名画座にはそれぞれの特徴があって、八重洲スター座ではよく溝口健二を上映にしてた。銀座並木座は黒澤明と小津安二郎、新橋文化も黒澤明だった。高田馬場パール座は春になると決まって『青春の門』を上映してたし、早稲田松竹では『スティング』と『明日に向って撃て!』が定番で、ときどき『追憶』や『卒業』や『俺たちに明日はない』が入れ替わってることもあった。
ルキノ・ヴィスコンティ(この頃では、ルキーノと書くらしい)は池袋文芸坐の得意技で、あらかたの作品を、そこで観た。この『ベニスに死す』も、そうだ。

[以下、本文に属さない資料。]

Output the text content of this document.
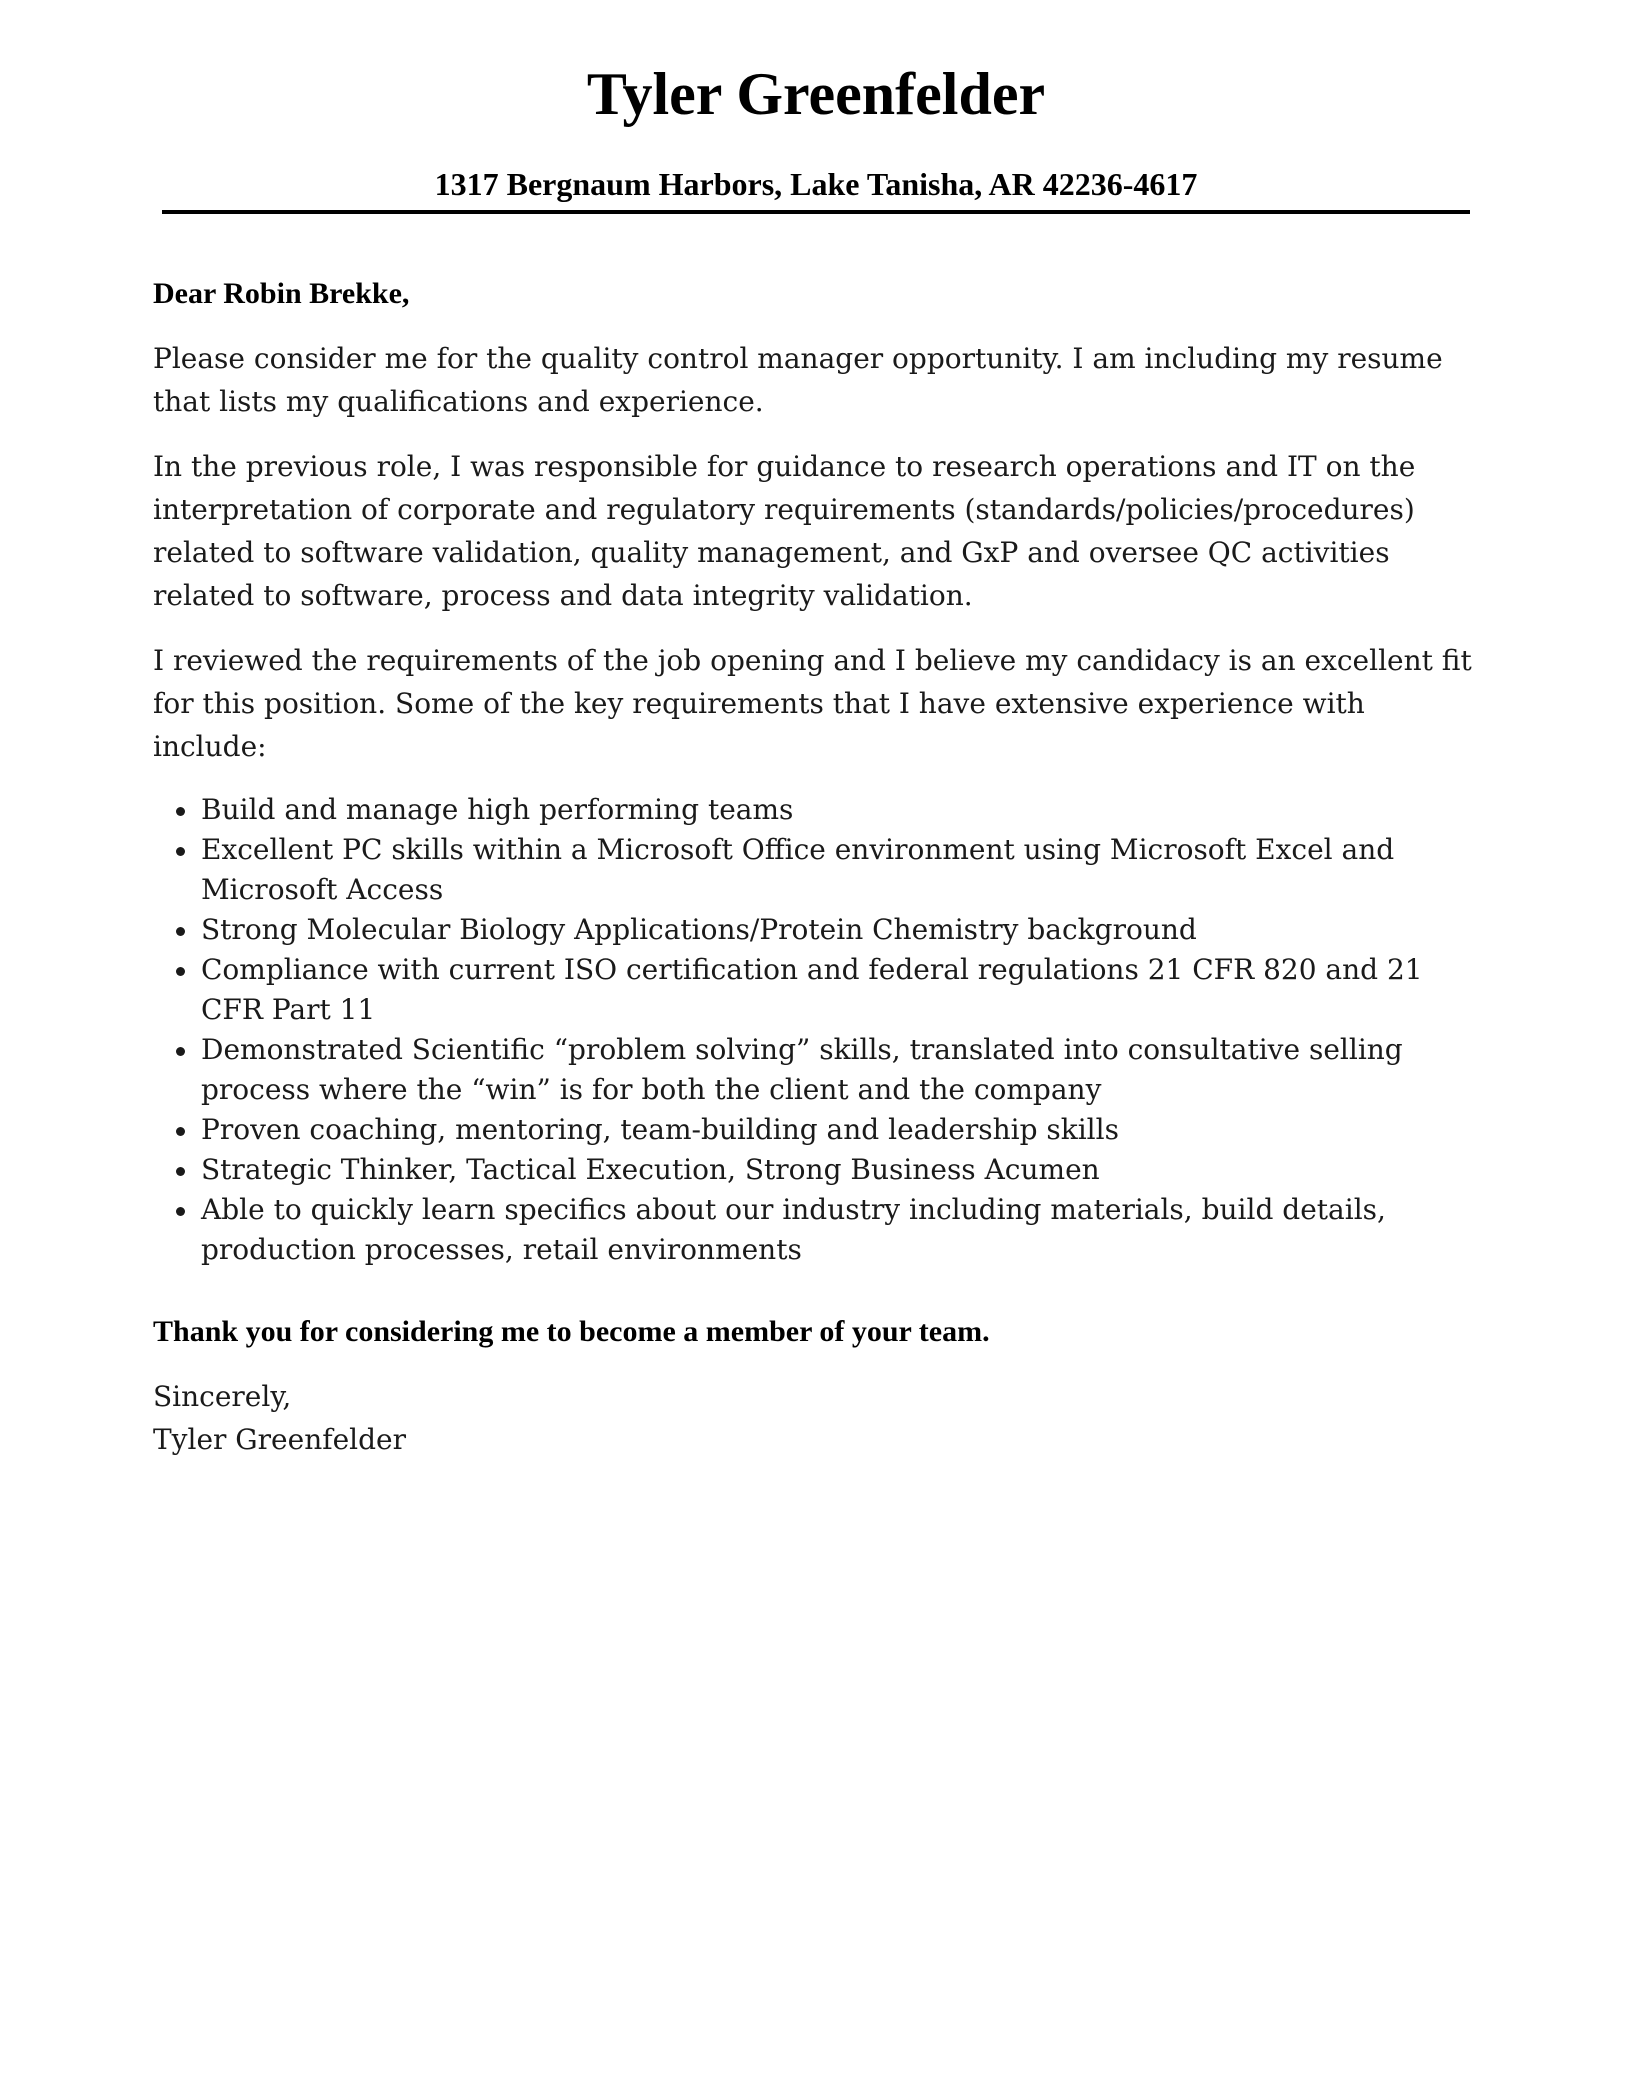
Tyler Greenfelder
1317 Bergnaum Harbors, Lake Tanisha, AR 42236-4617

Dear Robin Brekke,

Please consider me for the quality control manager opportunity. I am including my resume that lists my qualifications and experience.

In the previous role, I was responsible for guidance to research operations and IT on the interpretation of corporate and regulatory requirements (standards/policies/procedures) related to software validation, quality management, and GxP and oversee QC activities related to software, process and data integrity validation.

I reviewed the requirements of the job opening and I believe my candidacy is an excellent fit for this position. Some of the key requirements that I have extensive experience with include:

Build and manage high performing teams
Excellent PC skills within a Microsoft Office environment using Microsoft Excel and Microsoft Access
Strong Molecular Biology Applications/Protein Chemistry background
Compliance with current ISO certification and federal regulations 21 CFR 820 and 21 CFR Part 11
Demonstrated Scientific “problem solving” skills, translated into consultative selling process where the “win” is for both the client and the company
Proven coaching, mentoring, team-building and leadership skills
Strategic Thinker, Tactical Execution, Strong Business Acumen
Able to quickly learn specifics about our industry including materials, build details, production processes, retail environments

Thank you for considering me to become a member of your team.

Sincerely,

Tyler Greenfelder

けれど、1971年に封切られたこの作品は、きっかり40年後の2011年にニュープリントで公開された。今回、早稲田松竹で観たのは、どうやらそれらしい。
「早稲田松竹でヴィスコンティをやるのか~」
と、なんだか不思議な感慨だったけど、いそいそと出かけた。
この世界的な名画について、いまさらどうこういうつもりもないし、だいいち、ヴィスコンティを論じられるほど、ぼくは知識も教養もない。さらに困ったことには、美少年をめでるような芸術的感性もない。だから、台詞がいっさいないビョルン・アンドレセンの美しさもよくわからない。ヴィスコンティがヨーロッパ中をめぐり歩いてようやく見つけた美少年らしいけど、メイキングを観るとなんだか無邪気に笑ったり、妙にはにかんだりしてて、それが本編になると神秘的な雰囲気を醸し出してくるんだから、こういう凄さが、ヴィスコンティの演出力なんだろう。
ダーク・ボガードの一連の行動、平凡さゆえに指揮者として大成しえず、傷心のひとり旅に出た先で、美少年をめで、同時に自分の老いに悩み、醜態をさらすようにして付きまとい、その果てに、南から吹くシロッコに乗ってきたコレラに罹患して死への旅に出るさまは、若い頃に観たときよりもより醜悪で、惨めで、儚く、そして悲しかった。
「映画に限らず、どんなものでも、おそらく、鑑賞する際の年齢は重要だわ~」
てなことも、うすぼんやりと考えたりした。
さて。
劇中、ボガードは「芸術は自然に大成するものなのだ」というような意味の呟きめいた台詞を吐くが、たしかにそうで、芸術はみずから求め、みずから創り出そうとしたところで、それは所詮、作り物でしかない。ビョルン・アンドレセンに象徴される少年の美を芸術とするのかどうかはよくわからないのだけれども、少なくとも人の容貌がかぎりなく美しいと感じられるとき、それが自然に出来上がったものであれば、たしかに人の手によらない方が美しいかもしれないなどともおもったりした。